ICICI Bank’s spokesperson declined to comment. Axis Bank too did not comment on the development.
At last count, at least eight cases have been filed by firms against banks and many more are likely to be filed in the next few weeks. “In Kolkata, quite a few firms are ready to file cases against banks but there are not too many legal firms equipped to handle such cases. Lawyers are being flown in from Mumbai,” said a consultant who is advising a few firms but does not wish to be named.
A senior official of a legal firm that is advising banks said: “It’s going to be a long drawn-out battle.”
According to the official, who does not want to identified, if a court verdict goes in favour of a bank, then the firms will lose their interest in moving the courts, but if a bank loses, then most of the cases will go on appeal, right up to the Supreme Court.
ICICI Bank has at least four court cases against it at Karur, Hyderabad, Haryana and Mumbai.

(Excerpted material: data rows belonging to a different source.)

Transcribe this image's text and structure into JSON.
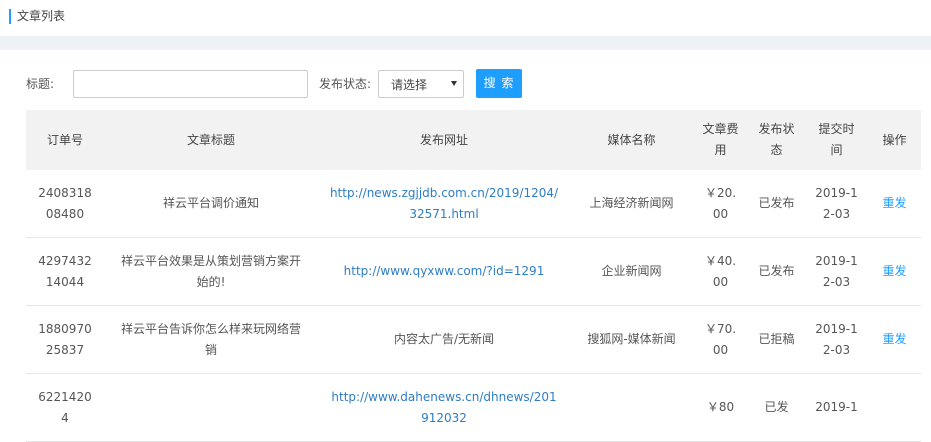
{
  "header": {
    "title": "文章列表"
  },
  "filter": {
    "title_label": "标题:",
    "title_value": "",
    "status_label": "发布状态:",
    "status_value": "请选择",
    "search_button": "搜 索"
  },
  "table": {
    "headers": {
      "order_no": "订单号",
      "article_title": "文章标题",
      "publish_url": "发布网址",
      "media_name": "媒体名称",
      "fee": "文章费用",
      "status": "发布状态",
      "submit_time": "提交时间",
      "action": "操作"
    },
    "rows": [
      {
        "order_no": "240831808480",
        "title": "祥云平台调价通知",
        "url": "http://news.zgjjdb.com.cn/2019/1204/32571.html",
        "media": "上海经济新闻网",
        "fee": "￥20.00",
        "status": "已发布",
        "time": "2019-12-03",
        "action": "重发"
      },
      {
        "order_no": "429743214044",
        "title": "祥云平台效果是从策划营销方案开始的!",
        "url": "http://www.qyxww.com/?id=1291",
        "media": "企业新闻网",
        "fee": "￥40.00",
        "status": "已发布",
        "time": "2019-12-03",
        "action": "重发"
      },
      {
        "order_no": "188097025837",
        "title": "祥云平台告诉你怎么样来玩网络营销",
        "url": "内容太广告/无新闻",
        "media": "搜狐网-媒体新闻",
        "fee": "￥70.00",
        "status": "已拒稿",
        "time": "2019-12-03",
        "action": "重发"
      },
      {
        "order_no": "62214204",
        "title": "",
        "url": "http://www.dahenews.cn/dhnews/201912032",
        "media": "",
        "fee": "￥80",
        "status": "已发",
        "time": "2019-1",
        "action": ""
      }
    ]
  }
}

The list of firms that have moved court against the bank includes Garg Acrylite, NCS Sugars Ltd, Sabare International Ltd and Sundaram Multi Pap Ltd. ICICI Bank has filed a criminal case against Sundaram Multi Pap after a cheque issued by the firm bounced.
The bank has also moved the debt recovery tribunal in Mumbai against the company to recover dues.
Risk management consultants and audit firms say the Institute of Chartered Accountants of India’s (Icai) insistence that all companies should disclose and provide for losses on derivatives contracts from the current financial year will act as a trigger for more and more court cases. If a firm moves court and manages to get a stay order, it can convince its auditor that it has a “good case” and escape the provisioning requirement to take care of the mark-to-market losses in derivatives transactions, say these consultants and audit firms.
Most court cases have been filed against ICICI Bank, Yes Bank Ltd, Kotak Mahindra Bank Ltd and Axis Bank.
These banks, along with HDFC Bank Ltd and a few foreign banks, including Citibank and Standard Chartered Bank, have aggressively sold complex derivatives products to their clients. At the core of the issue is a debate over whether the products sold by the banks to these companies were for hedging or speculation.
The companies are alleging that they were sold products that were beyond their requirements of hedging and were “complex exotic derivatives products.”
They are also alleging that officials from the banks mis-sold these products without informing companies about the risks attached to these instruments.
Details of the foreign exchange derivatives exposure of Indian companies started coming to light in late November, when software firm Hexaware Technologies Ltd said it had made provisions of $20-25 million (Rs78.8-98.25 crore then) to cover exposure from unauthorized deals, that involved derivatives, entered into by an employee.
Hexaware Technologies settled the issue out of court with banks that had sold it these products.